5.    Maintaining sustainable supply chains

All employers have a duty of care for workers in their supply chains, especially those who are dependent self-employed or working for dependent contractors. Evidence shows that today’s supply chains are rife with health and safety problems. Without action to ensure the same Covid-19 health and safety steps are taken across the supply chain, its safety as a whole can’t be ensured.

Key points:

  • Contracts must ensure that every employer in the chain takes action to protect workers from Covid-19 and other safety risks. Only in this way can employers fulfil their duty of care.
  • Employers at every stage of the supply chain must abide by existing Labour standards.
  • Health and safety management systems based on worker participation must be maintained within and between companies in the supply chain.

Additional points:

  • Necessary training and personal protective equipment and disinfectants should be provided to small-scale contractors (such as delivery drivers) in delivery networks.
  • Employers should work with trade unions to assess the risk level of their direct employees’ living conditions.

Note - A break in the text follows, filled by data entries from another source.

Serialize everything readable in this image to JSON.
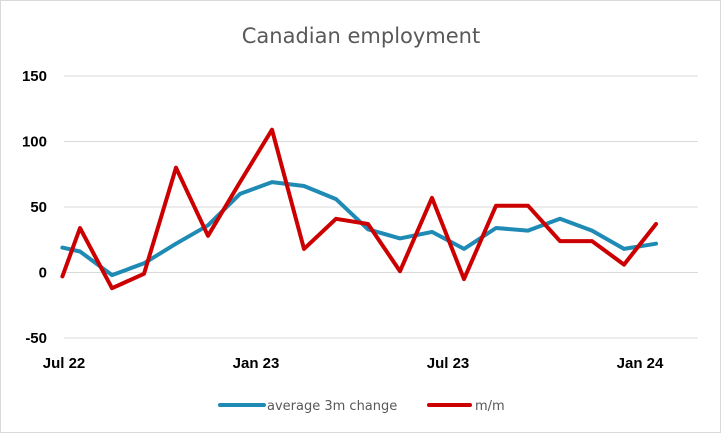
{
  "chart_data": {
    "type": "line",
    "title": "Canadian employment",
    "xlabel": "",
    "ylabel": "",
    "ylim": [
      -50,
      150
    ],
    "yticks": [
      -50,
      0,
      50,
      100,
      150
    ],
    "grid": true,
    "legend_position": "bottom",
    "x": [
      "2022-07",
      "2022-08",
      "2022-09",
      "2022-10",
      "2022-11",
      "2022-12",
      "2023-01",
      "2023-02",
      "2023-03",
      "2023-04",
      "2023-05",
      "2023-06",
      "2023-07",
      "2023-08",
      "2023-09",
      "2023-10",
      "2023-11",
      "2023-12",
      "2024-01"
    ],
    "x_tick_labels": [
      {
        "index": 0,
        "label": "Jul 22"
      },
      {
        "index": 6,
        "label": "Jan 23"
      },
      {
        "index": 12,
        "label": "Jul 23"
      },
      {
        "index": 18,
        "label": "Jan 24"
      }
    ],
    "series": [
      {
        "name": "average 3m change",
        "color": "#1f8bb5",
        "x": [
          -0.05,
          0.5,
          1.5,
          2.5,
          3.5,
          4.5,
          5.5,
          6.5,
          7.5,
          8.5,
          9.5,
          10.5,
          11.5,
          12.5,
          13.5,
          14.5,
          15.5,
          16.5,
          17.5,
          18.5
        ],
        "values": [
          19,
          16,
          -2,
          7,
          22,
          36,
          60,
          69,
          66,
          56,
          33,
          26,
          31,
          18,
          34,
          32,
          41,
          32,
          18,
          22
        ]
      },
      {
        "name": "m/m",
        "color": "#cc0000",
        "x": [
          -0.05,
          0.5,
          1.5,
          2.5,
          3.5,
          4.5,
          5.5,
          6.5,
          7.5,
          8.5,
          9.5,
          10.5,
          11.5,
          12.5,
          13.5,
          14.5,
          15.5,
          16.5,
          17.5,
          18.5
        ],
        "values": [
          -3,
          34,
          -12,
          -1,
          80,
          28,
          69,
          109,
          18,
          41,
          37,
          1,
          57,
          -5,
          51,
          51,
          24,
          24,
          6,
          37
        ]
      }
    ]
  }
}
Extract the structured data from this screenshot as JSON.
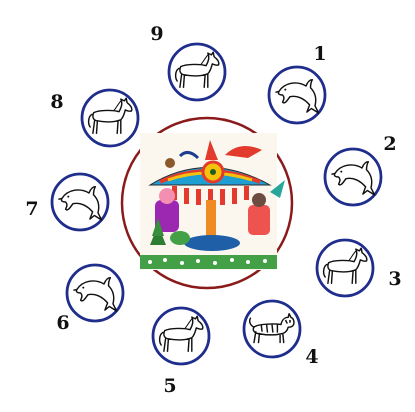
{
  "colors": {
    "ring_outer": "#1f2d8c",
    "center_ring": "#8b1a1a",
    "icon_stroke": "#111111"
  },
  "central_image": {
    "subject": "folk-art-carousel-painting",
    "icon": "carousel-illustration"
  },
  "positions": [
    {
      "number": "1",
      "animal": "dolphin",
      "icon": "dolphin-icon"
    },
    {
      "number": "2",
      "animal": "dolphin",
      "icon": "dolphin-icon"
    },
    {
      "number": "3",
      "animal": "horse",
      "icon": "horse-icon"
    },
    {
      "number": "4",
      "animal": "tiger",
      "icon": "tiger-icon"
    },
    {
      "number": "5",
      "animal": "horse",
      "icon": "horse-icon"
    },
    {
      "number": "6",
      "animal": "dolphin",
      "icon": "dolphin-icon"
    },
    {
      "number": "7",
      "animal": "dolphin",
      "icon": "dolphin-icon"
    },
    {
      "number": "8",
      "animal": "horse",
      "icon": "horse-icon"
    },
    {
      "number": "9",
      "animal": "horse",
      "icon": "horse-icon"
    }
  ]
}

If found to be high risk (overcrowded, insanitary conditions), employers should help establish temporary accommodation where WHO healthcare guidelines can be followed.
  • Employers should share information about the procedures they have adopted with companies, or self-employed workers (such as delivery drivers) in their supply chain.
  • Employers should work with unions to allow those workers whose jobs can be done remotely to work from home, providing them with the necessary equipment.
  • Employers should check that suppliers, contractors and others in their supply chain are following these guidelines.